The Congressman’s PR person
suggested that RR might have been hired to do dirty work for people like the
Neighboring Mayor and that her dislike of the Neighboring Mayor may have more
to do with his unwillingness to fall for her the way other politicians have,
and thus, not succumb to black mail or manipulation the way the Virgin Mayor
may have done.
As pointed out, she still believed
in RR when I talked to her in September, suggesting that she has bought his
line of bullshit.
“He talks a really good game,”
said the Small Man. “But it’s all bullshit.”
The Congressman’s PR person calls
her a black widow, and the one manipulating everything.
If so, she has latched onto RR
with the hope that he may actually take her somewhere, a sad testimony to her
continued poor judgment since she’s ridden failed horses before this, not least
of all, her husband – with whom she stayed with for five years.
What becomes clearer is that her
activities at our office and outside are on RR’s behalf, if not at his bidding,
manipulations she hopes she can help him with.
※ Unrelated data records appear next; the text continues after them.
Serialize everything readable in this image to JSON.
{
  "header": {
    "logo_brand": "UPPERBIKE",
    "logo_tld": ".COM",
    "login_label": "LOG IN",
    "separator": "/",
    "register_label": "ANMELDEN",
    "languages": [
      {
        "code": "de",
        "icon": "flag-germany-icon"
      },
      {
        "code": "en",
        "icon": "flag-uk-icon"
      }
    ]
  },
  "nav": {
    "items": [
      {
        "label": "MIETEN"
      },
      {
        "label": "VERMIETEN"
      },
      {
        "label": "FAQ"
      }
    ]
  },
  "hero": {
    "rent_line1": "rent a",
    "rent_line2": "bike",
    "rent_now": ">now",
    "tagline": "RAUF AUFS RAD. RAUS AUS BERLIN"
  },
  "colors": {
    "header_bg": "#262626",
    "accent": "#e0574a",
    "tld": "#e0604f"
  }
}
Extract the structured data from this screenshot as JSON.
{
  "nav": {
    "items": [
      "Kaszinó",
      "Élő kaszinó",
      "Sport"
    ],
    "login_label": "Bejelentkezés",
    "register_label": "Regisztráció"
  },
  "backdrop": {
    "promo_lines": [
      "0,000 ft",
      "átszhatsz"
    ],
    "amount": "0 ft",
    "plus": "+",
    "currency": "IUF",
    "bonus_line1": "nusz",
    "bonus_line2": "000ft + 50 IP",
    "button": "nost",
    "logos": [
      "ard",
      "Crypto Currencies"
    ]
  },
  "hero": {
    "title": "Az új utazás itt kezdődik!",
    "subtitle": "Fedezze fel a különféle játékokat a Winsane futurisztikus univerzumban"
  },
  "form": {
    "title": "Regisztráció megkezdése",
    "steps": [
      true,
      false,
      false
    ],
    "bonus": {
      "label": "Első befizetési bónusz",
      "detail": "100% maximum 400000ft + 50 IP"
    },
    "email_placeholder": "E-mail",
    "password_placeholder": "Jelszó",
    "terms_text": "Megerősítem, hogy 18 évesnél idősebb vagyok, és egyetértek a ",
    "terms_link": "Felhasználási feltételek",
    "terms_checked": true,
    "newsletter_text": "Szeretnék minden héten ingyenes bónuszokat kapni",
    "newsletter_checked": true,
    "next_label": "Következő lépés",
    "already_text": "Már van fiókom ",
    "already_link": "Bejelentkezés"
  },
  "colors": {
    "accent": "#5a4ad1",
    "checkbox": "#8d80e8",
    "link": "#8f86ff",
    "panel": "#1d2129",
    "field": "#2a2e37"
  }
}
But it’s a losing game, and in the
end, the more time she spends working on his behalf, the older and less
functional she’ll be when it’s over.
At some point, she will come to
realize – the way she did with the Restaurant in New York that RR can’t take
her where she wants to go.
This may be mutual blindness, she
buying his bullshit to think he’s worth something, he believing she can help
him – when with each move he makes, he becomes less and less credible. Indeed, if
the Virgin Mayor steps down, RR’s political protection will end, which may
cause both she and RR to realize they are both losers.